I'm pretty sure their contract (trader or otherwise) has a 2-year noncomp.. ie. if you 'exit', you got nowhere to go for 2 years and I'm being told bwater actually holds exemployees pretty accountable if they violate the non-comp. Something to consider if you are ever thinking about getting a job there

And ditto on the weird culture

In reply to Derivatives
11/6/12

Derivatives:
marcellus_wallace:
Why would anyone from Bridgewater leave it to go to HBS? Really wtf would you gain...

For a career transition and network, i guess.
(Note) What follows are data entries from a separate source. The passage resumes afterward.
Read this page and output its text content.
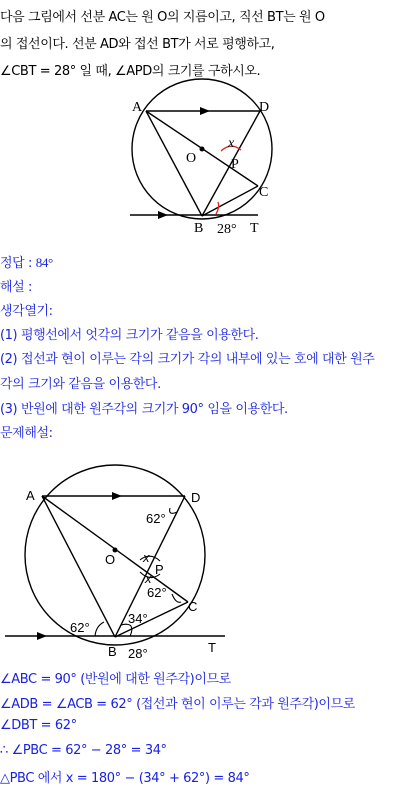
다음 그림에서 선분 AC는 원 O의 지름이고, 직선 BT는 원 O
의 접선이다. 선분 AD와 접선 BT가 서로 평행하고,
∠CBT = 28° 일 때, ∠APD의 크기를 구하시오.
A	D
O
x
P
C
B	T
28°
정답 : 84°
해설 :
생각열기:
(1) 평행선에서 엇각의 크기가 같음을 이용한다.
(2) 접선과 현이 이루는 각의 크기가 각의 내부에 있는 호에 대한 원주
각의 크기와 같음을 이용한다.
(3) 반원에 대한 원주각의 크기가 90° 임을 이용한다.
문제해설:
A	D
O x
P
x
C
B	T
62°
62°
62°
34°
28°
∠ABC = 90° (반원에 대한 원주각)이므로
∠ADB = ∠ACB = 62° (접선과 현이 이루는 각과 원주각)이므로
∠DBT = 62°
∴ ∠PBC = 62° − 28° = 34°
△PBC 에서 x = 180° − (34° + 62°) = 84°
Bridgewater trader is mostly execution, so i could see someone getting bored after 1-2 years.

I don't understand what you are trying to make execution mean here...

Also, you're usually not going to want to join Bridgewater unless you are absolutely sure you want to be a trader...

In reply to neomanxllp
11/6/12

whitemamba1309:
Derivatives:
marcellus_wallace:
Why would anyone from Bridgewater leave it to go to HBS? Really wtf would you gain...

For a career transition and network, i guess.

Bridgewater trader is mostly execution, so i could see someone getting bored after 1-2 years.

I don't understand what you are trying to make execution mean here...

Also, you're usually not going to want to join Bridgewater unless you are absolutely sure you want to be a trader...

Bridgewater has other roles beside trader. The senior investment associate role, which is post-MBA, seems pretty good because you work on cutting edge macro investment research.

11/6/12

I interviewed for an investment role at Bridgewater and instead had some trader guys pitch me in the second round. The trading job at Bridgewater is even more unimpressive than the other roles they have. It is pure execution. You don't even need to know what you're buying, just that you should buy it in the right bloc quantities and at the best price. It is extremely boring and most are unhappy.

Combined with the fact that Bridgewater pays nowhere near "real" hedge fund experiences and you can see why most kids hate it there or have trouble finding other jobs.